John Wain was a lifelong fan of jazz, growing up with the thirties and forties jazzmen like Jelly Roll Morton, Fats Waller, Stephane Grapelli, Bill Coleman and the gipsy guitarist Django Reinhardt. This love and knowledge of what is now called ‘trad’ jazz permeates Strike The Father Dead, although ultimately the book’s theme is love and tolerance transcendent. The novel is given to three narrators, Jeremy, his father and his aunt Eleanor, and the three perspectives give it a fascinating multiple vision of youth and age and vulnerability. It takes a violent attack on Jeremy and Percy to bring father and son together, yet in a strange way good comes out of the evil:

[Jeremy is telling the story]
To see you so hurt, makes one feel – well, rather abashed [says Professor Coleman to Percy, seeing him in hospital after the hate attack].

So that was it. The old man, ashamed, was trying to apologize to Percy on behalf of England and the English. Percy shrugged. ‘It happens,’ he said, spreading out his huge hands.

It happens. That was all you could say. Percy had been beaten and kicked by whites because he was black. the old man had been gassed and shot by Germans because he was an Englishman. It happens. What else was there to say? 

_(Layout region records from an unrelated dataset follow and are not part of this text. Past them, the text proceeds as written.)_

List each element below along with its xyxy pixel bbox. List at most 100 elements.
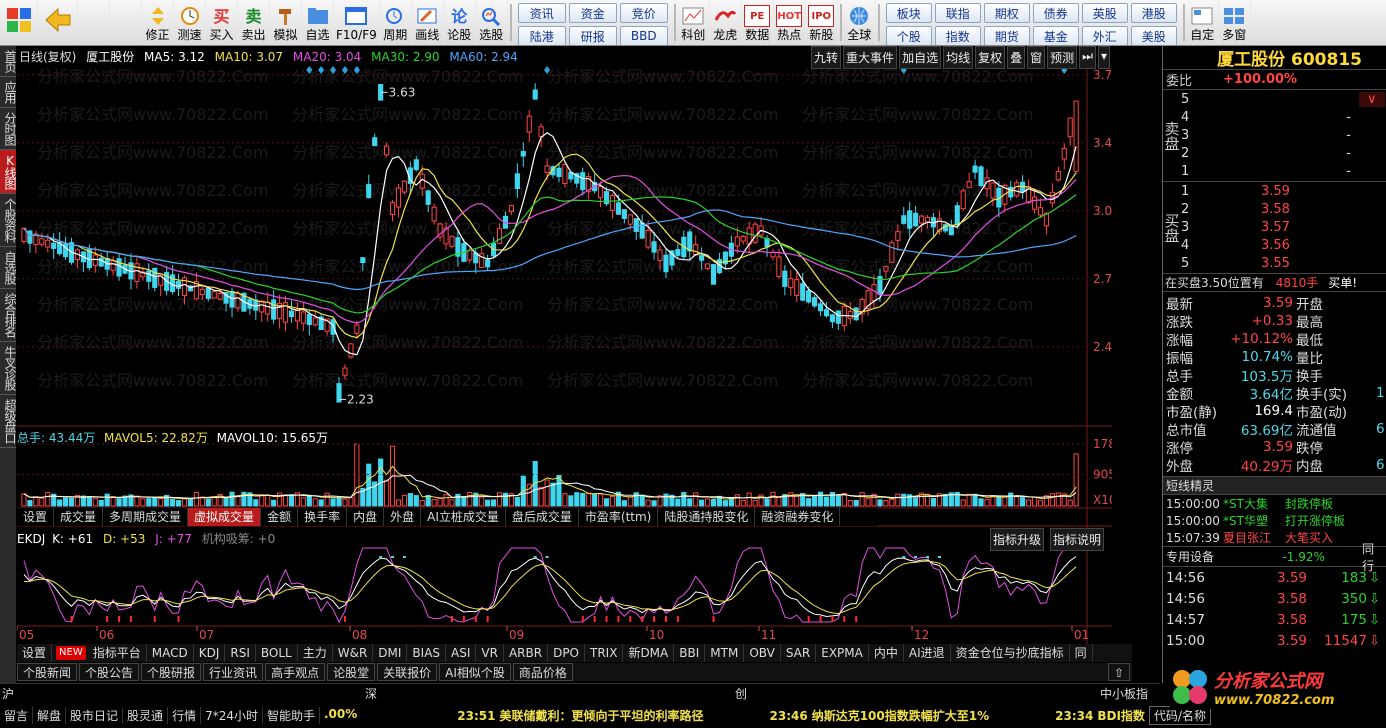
buy-row[interactable]: 3 3.57 [1181, 218, 1386, 236]
indicator-tab-15[interactable]: TRIX [585, 644, 624, 662]
quick-4-button[interactable]: 研报 [568, 26, 617, 45]
market-1-button[interactable]: 联指 [934, 3, 981, 23]
zxb-index-label[interactable]: 中小板指 [1100, 685, 1148, 702]
side-tab-2[interactable]: 分时图 [0, 108, 17, 150]
sell-row[interactable]: 4- [1181, 108, 1386, 126]
toolbar-ipo-button[interactable]: IPO 新股 [806, 0, 838, 45]
indicator-tab-6[interactable]: BOLL [256, 644, 298, 662]
indicator-tab-25[interactable]: 同 [1070, 644, 1093, 662]
quick-2-button[interactable]: 竞价 [619, 3, 668, 23]
news-tab-8[interactable]: 商品价格 [512, 663, 573, 681]
indicator-upgrade-button[interactable]: 指标升级 [989, 528, 1044, 551]
kline-chart-svg[interactable]: 分析家公式网www.70822.Com 分析家公式网www.70822.Com 分析… [17, 46, 1112, 644]
volume-tab-0[interactable]: 设置 [17, 508, 55, 526]
indicator-tab-0[interactable]: 设置 [17, 644, 53, 662]
bottom-item-5[interactable]: 7*24小时 [201, 707, 263, 724]
chart-tab-4[interactable]: 复权 [975, 46, 1006, 69]
market-4-button[interactable]: 英股 [1081, 3, 1128, 23]
volume-tab-10[interactable]: 市盈率(ttm) [579, 508, 659, 526]
toolbar-buy-button[interactable]: 买买入 [206, 0, 238, 45]
indicator-tab-8[interactable]: W&R [333, 644, 374, 662]
quick-0-button[interactable]: 资讯 [517, 3, 566, 23]
indicator-tab-7[interactable]: 主力 [298, 644, 333, 662]
indicator-tab-20[interactable]: SAR [781, 644, 817, 662]
news-text-2[interactable]: 纳斯达克100指数跌幅扩大至1% [812, 707, 989, 724]
indicator-tab-11[interactable]: ASI [446, 644, 477, 662]
volume-tab-6[interactable]: 内盘 [347, 508, 385, 526]
volume-tab-7[interactable]: 外盘 [384, 508, 422, 526]
market-7-button[interactable]: 指数 [934, 26, 981, 45]
market-3-button[interactable]: 债券 [1032, 3, 1079, 23]
volume-tab-3[interactable]: 虚拟成交量 [188, 508, 262, 526]
chart-tab-6[interactable]: 窗 [1027, 46, 1046, 69]
side-tab-5[interactable]: 自选股 [0, 247, 17, 289]
quick-3-button[interactable]: 陆港 [517, 26, 566, 45]
indicator-help-button[interactable]: 指标说明 [1049, 528, 1104, 551]
volume-tab-1[interactable]: 成交量 [54, 508, 104, 526]
chart-tab-2[interactable]: 加自选 [899, 46, 942, 69]
quick-5-button[interactable]: BBD [619, 26, 668, 45]
toolbar-forum-button[interactable]: 论论股 [444, 0, 476, 45]
indicator-tab-5[interactable]: RSI [225, 644, 256, 662]
indicator-tab-21[interactable]: EXPMA [816, 644, 869, 662]
market-10-button[interactable]: 外汇 [1081, 26, 1128, 45]
toolbar-updown-button[interactable]: 修正 [142, 0, 174, 45]
sector-tail[interactable]: 同行 [1362, 540, 1386, 574]
chevron-down-icon[interactable]: ▾ [1097, 46, 1110, 69]
toolbar-hammer-button[interactable]: 模拟 [270, 0, 302, 45]
chart-tab-3[interactable]: 均线 [943, 46, 974, 69]
toolbar-hot-button[interactable]: HOT 热点 [774, 0, 806, 45]
news-tab-5[interactable]: 论股堂 [327, 663, 376, 681]
bottom-item-7[interactable]: .00% [320, 707, 361, 724]
indicator-tab-12[interactable]: VR [476, 644, 504, 662]
indicator-tab-24[interactable]: 资金仓位与抄底指标 [951, 644, 1070, 662]
toolbar-custom-button[interactable]: 自定 [1187, 0, 1219, 45]
indicator-tab-19[interactable]: OBV [744, 644, 781, 662]
indicator-tab-17[interactable]: BBI [674, 644, 706, 662]
buy-row[interactable]: 5 3.55 [1181, 254, 1386, 272]
volume-tab-11[interactable]: 陆股通持股变化 [658, 508, 756, 526]
side-tab-4[interactable]: 个股资料 [0, 194, 17, 247]
volume-tab-4[interactable]: 金额 [261, 508, 299, 526]
sell-row[interactable]: 2- [1181, 144, 1386, 162]
bottom-item-6[interactable]: 智能助手 [263, 707, 320, 724]
chevron-down-icon[interactable]: ∨ [1359, 91, 1385, 107]
indicator-tab-13[interactable]: ARBR [504, 644, 549, 662]
buy-row[interactable]: 2 3.58 [1181, 200, 1386, 218]
toolbar-back-button[interactable] [38, 0, 78, 45]
indicator-tab-22[interactable]: 内中 [869, 644, 904, 662]
toolbar-cycle-button[interactable]: 周期 [380, 0, 412, 45]
toolbar-clock-button[interactable]: 测速 [174, 0, 206, 45]
buy-row[interactable]: 1 3.59 [1181, 182, 1386, 200]
bottom-item-1[interactable]: 解盘 [33, 707, 67, 724]
chart-tab-1[interactable]: 重大事件 [843, 46, 898, 69]
news-tab-2[interactable]: 个股研报 [141, 663, 202, 681]
indicator-tab-10[interactable]: BIAS [407, 644, 447, 662]
toolbar-multiwin-button[interactable]: 多窗 [1219, 0, 1251, 45]
toolbar-select-button[interactable]: 选股 [476, 0, 508, 45]
genius-row[interactable]: 15:00:00 *ST华塑 打开涨停板 [1163, 512, 1386, 529]
news-tab-4[interactable]: 高手观点 [265, 663, 326, 681]
sell-row[interactable]: 5 ∨ [1181, 90, 1386, 108]
toolbar-dragon-button[interactable]: 龙虎 [710, 0, 742, 45]
toolbar-window-button[interactable]: F10/F9 [334, 0, 380, 45]
chart-tab-7[interactable]: 预测 [1047, 46, 1078, 69]
bottom-item-3[interactable]: 股灵通 [123, 707, 169, 724]
side-tab-0[interactable]: 首页 [0, 46, 17, 77]
side-tab-7[interactable]: 牛叉诊股 [0, 342, 17, 395]
toolbar-grid-button[interactable] [0, 0, 38, 45]
indicator-tab-16[interactable]: 新DMA [623, 644, 675, 662]
market-2-button[interactable]: 期权 [983, 3, 1030, 23]
toolbar-pe-button[interactable]: PE 数据 [742, 0, 774, 45]
play-icon[interactable]: ⏭ [1079, 46, 1096, 69]
news-tab-3[interactable]: 行业资讯 [203, 663, 264, 681]
market-11-button[interactable]: 美股 [1130, 26, 1177, 45]
sz-index-label[interactable]: 深 [365, 685, 735, 702]
news-tab-7[interactable]: AI相似个股 [439, 663, 511, 681]
genius-row[interactable]: 15:07:39 夏目张江 大笔买入 [1163, 529, 1386, 546]
toolbar-folder-button[interactable]: 自选 [302, 0, 334, 45]
side-tab-6[interactable]: 综合排名 [0, 289, 17, 342]
side-tab-3[interactable]: K线图 [0, 150, 17, 194]
indicator-tab-2[interactable]: 指标平台 [88, 644, 147, 662]
toolbar-chart-button[interactable]: 科创 [678, 0, 710, 45]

At the end of the book, in one of its best scenes, Percy and Jeremy’s band are back playing jazz gigs; but now a new  taste has overtaken the popular music scene, Rock n Roll. Their understated jazz band is slow-handclapped off the stage at a local dancehall by kids in thrall to Rockin’ Rod Tempest and his group, and Percy and Jeremy realize that their days of making a living this way might be coming to an end. This final act, as well as giving John Wain a chance to take a broadside at what he thought of as an utterly  debased musical form, gives the two a richer understanding of keeping the faith in life, the real reason to keep creating …. well, art.

You’re pretty cool, I said, sipping my pint. Don’t you realize we’ve just had the bird? 

That affects the money side of things, said Percy. Can’t see no reason for it to affect the music side. We’ll just get jobs in the Post Office or something and play jazz in our spare time, if we have to. 

We sneaked back into the empty dancehall, now closed for the night, and went up on the stage, lit only by moonlight from one of the high windows. I sat at the piano and lifted the lid. Percy opened the lid of his slide trombone case.

He was right. What was the difference? You live by doing the things you have to do.

Percy lifted his horn to his lips, and we started.